Tuesday, June 15, 2010

"hey, you still workin' at scrubway?"

I work at a place where hope goes to die. Or at least be shoved in the corner, beside dirty mopheads and overflowing garbage bags, for six to eight hours. I struggle with myself each time I pull into the parking lot, my mind working frantically, going through violent, heroic scenarios of me stomping into the shop, throwing down my uniform, and declaring my intentions to never return. Possibly throwing in a middle finger, maybe even two, depending on who was working that day. In these scenes, every single customer in the shop realizes (at the exact same moment, mind you) that they cannot possibly support an establishment that treats their employees with such disdain and disrepect; as one, they stand up, throw down their food, and follow me outside, into the glorious sunset. This is usually where the daydream ends. Because what could possibly happen after several strangers storm out of a sandwich shop, united for that one brief moment behind a disgruntled employee who may or may not have had just cause to create such a scene. Would they all grab a coffee together next door, to further discuss what had just happened? Or would they avoid eye contact, mumble something incoherent about an urgent appointment, and all wander off in the direction of their vehicles? You see where I'm going with this, why sometimes daydreams are better left inside your head.

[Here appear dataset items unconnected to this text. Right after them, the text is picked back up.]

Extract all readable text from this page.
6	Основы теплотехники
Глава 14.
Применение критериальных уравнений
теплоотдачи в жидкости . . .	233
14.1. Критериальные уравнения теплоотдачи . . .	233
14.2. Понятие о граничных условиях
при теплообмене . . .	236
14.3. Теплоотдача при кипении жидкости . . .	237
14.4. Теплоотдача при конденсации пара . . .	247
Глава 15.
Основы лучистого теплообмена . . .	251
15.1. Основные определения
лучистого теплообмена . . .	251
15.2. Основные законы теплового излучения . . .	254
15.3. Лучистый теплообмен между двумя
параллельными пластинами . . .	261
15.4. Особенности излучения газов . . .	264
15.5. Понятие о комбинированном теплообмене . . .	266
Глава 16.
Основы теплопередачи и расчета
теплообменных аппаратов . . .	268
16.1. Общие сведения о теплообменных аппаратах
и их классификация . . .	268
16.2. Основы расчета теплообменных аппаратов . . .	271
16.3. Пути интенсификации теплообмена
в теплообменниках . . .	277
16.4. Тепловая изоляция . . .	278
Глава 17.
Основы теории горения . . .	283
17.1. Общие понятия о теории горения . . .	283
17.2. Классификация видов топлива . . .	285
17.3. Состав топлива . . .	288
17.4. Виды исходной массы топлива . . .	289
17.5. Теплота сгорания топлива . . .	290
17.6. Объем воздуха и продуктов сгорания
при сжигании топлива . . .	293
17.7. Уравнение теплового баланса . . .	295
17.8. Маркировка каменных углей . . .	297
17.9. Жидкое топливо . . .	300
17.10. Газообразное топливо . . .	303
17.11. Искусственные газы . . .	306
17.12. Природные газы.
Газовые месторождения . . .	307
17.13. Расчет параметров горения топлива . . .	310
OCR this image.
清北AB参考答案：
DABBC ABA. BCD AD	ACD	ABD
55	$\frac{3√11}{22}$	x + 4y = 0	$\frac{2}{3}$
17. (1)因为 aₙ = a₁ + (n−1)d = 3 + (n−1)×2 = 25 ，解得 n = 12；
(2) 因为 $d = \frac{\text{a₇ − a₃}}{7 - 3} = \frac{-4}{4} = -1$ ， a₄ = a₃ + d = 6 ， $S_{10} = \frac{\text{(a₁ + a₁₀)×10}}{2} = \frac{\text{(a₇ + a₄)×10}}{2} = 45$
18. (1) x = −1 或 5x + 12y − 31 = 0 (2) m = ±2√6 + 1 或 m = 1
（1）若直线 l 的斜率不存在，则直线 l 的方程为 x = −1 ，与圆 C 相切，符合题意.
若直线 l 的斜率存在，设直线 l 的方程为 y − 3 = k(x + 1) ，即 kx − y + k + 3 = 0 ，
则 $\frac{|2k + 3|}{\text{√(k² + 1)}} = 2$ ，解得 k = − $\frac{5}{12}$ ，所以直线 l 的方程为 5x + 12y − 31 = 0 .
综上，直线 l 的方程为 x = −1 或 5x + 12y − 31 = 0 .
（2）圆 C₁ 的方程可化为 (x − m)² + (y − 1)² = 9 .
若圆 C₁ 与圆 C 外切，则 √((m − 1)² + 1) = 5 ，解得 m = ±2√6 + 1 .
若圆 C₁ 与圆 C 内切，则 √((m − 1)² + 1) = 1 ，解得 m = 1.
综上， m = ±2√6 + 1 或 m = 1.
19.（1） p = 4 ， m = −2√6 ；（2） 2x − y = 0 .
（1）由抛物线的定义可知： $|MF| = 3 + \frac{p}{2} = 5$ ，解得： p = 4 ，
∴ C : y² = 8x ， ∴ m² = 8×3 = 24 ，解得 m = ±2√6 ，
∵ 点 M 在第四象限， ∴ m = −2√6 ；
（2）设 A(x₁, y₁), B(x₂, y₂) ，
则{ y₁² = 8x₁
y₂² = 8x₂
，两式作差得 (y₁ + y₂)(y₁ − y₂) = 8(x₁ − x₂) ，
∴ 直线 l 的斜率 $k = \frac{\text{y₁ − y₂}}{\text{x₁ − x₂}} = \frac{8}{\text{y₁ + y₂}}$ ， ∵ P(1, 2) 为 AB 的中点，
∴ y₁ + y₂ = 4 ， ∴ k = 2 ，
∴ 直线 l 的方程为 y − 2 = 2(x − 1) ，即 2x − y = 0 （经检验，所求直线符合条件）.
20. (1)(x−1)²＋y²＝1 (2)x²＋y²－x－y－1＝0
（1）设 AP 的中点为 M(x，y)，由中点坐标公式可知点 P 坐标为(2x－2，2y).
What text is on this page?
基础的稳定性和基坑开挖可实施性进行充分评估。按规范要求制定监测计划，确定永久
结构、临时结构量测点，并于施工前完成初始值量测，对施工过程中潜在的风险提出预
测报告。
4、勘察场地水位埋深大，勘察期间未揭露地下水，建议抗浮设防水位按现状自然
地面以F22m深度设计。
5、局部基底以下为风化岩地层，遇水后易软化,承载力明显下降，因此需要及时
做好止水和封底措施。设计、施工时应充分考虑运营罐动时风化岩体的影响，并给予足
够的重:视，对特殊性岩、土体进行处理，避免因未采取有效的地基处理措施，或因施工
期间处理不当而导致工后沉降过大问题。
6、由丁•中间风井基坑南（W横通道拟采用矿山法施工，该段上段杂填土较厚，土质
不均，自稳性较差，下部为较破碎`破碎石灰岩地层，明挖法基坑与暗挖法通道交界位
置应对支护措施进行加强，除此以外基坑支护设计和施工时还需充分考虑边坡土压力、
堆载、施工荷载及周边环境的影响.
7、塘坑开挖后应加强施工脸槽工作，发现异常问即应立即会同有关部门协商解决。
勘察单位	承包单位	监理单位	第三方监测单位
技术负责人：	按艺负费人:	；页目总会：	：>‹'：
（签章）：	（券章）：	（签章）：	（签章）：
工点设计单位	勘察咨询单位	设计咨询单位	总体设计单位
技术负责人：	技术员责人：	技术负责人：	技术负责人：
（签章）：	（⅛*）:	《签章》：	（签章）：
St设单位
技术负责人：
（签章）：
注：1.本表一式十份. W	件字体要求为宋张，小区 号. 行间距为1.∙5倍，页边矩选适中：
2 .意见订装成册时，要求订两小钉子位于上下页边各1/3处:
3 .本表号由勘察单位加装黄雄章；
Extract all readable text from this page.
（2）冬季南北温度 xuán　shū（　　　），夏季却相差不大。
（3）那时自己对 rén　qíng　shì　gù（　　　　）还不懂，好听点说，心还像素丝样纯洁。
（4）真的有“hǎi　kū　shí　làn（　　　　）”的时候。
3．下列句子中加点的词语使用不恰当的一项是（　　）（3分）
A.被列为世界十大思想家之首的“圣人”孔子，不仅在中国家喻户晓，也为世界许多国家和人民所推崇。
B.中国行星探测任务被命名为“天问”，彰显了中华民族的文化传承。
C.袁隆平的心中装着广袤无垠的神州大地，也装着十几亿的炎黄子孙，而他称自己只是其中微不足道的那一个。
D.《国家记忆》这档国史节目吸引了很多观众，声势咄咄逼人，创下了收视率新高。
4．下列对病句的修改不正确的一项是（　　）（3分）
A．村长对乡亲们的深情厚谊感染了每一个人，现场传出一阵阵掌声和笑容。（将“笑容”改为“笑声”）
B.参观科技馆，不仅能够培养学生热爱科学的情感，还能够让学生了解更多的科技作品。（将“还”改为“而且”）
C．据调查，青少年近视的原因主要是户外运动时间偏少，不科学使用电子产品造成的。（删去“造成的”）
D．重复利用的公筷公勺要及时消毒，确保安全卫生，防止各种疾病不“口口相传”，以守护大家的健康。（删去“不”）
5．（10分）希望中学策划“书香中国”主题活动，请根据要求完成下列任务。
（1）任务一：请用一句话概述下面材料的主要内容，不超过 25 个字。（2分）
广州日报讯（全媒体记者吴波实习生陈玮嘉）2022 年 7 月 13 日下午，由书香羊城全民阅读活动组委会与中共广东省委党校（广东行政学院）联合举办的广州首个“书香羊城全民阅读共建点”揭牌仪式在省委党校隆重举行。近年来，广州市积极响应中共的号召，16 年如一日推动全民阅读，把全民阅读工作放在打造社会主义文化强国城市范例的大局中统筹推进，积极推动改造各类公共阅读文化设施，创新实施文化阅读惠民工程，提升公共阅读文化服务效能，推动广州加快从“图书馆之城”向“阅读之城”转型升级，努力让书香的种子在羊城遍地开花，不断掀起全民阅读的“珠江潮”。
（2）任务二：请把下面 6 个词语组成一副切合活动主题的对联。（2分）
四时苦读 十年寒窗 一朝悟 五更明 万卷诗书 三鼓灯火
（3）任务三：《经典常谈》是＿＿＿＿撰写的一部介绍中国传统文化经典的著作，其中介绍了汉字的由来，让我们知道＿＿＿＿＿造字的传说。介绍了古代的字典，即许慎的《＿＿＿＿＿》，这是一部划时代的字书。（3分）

Despite these dramatic ramblings, there is really nothing that terrible about my job. What truly scares me are the "lifers", those people who wake up each morning with tiny sparkles in their eyes, at the prospect of being able to make sandwiches for grumbling, overweight customers, day after day.
You should really meet Steven. I mean, you probably wouldn't want to. He likes to yell out, "Good teamwork, guys!" after a particularly good bout of...teamwork. I refuse when he offers me his hand for a high five. If a bag of black olives mysteriously goes missing, his voice gets low and grave, and I fear he may cry unless every last veggie is accounted for. The best conversation we ever shared involved cucumbers and how "fun" they are to prepare in the morning. My co-workers talk behind poor Steven's back, whispering about how they hid the olives behind the bread cabinet just to see his reaction, or how they can't wait until the day they get to quit, it will be soon, they hope, yeah, just after they graduate, then they'll never eat a Subway sandwich again. Steven terrifies me. Not in the way that when I see him coming, I cower and wait for him to pass. I mean, I'm afraid, someday, many years from now, I'll be making my young co-workers laugh behind my back at how enthusiastic I am about the tomato slicer.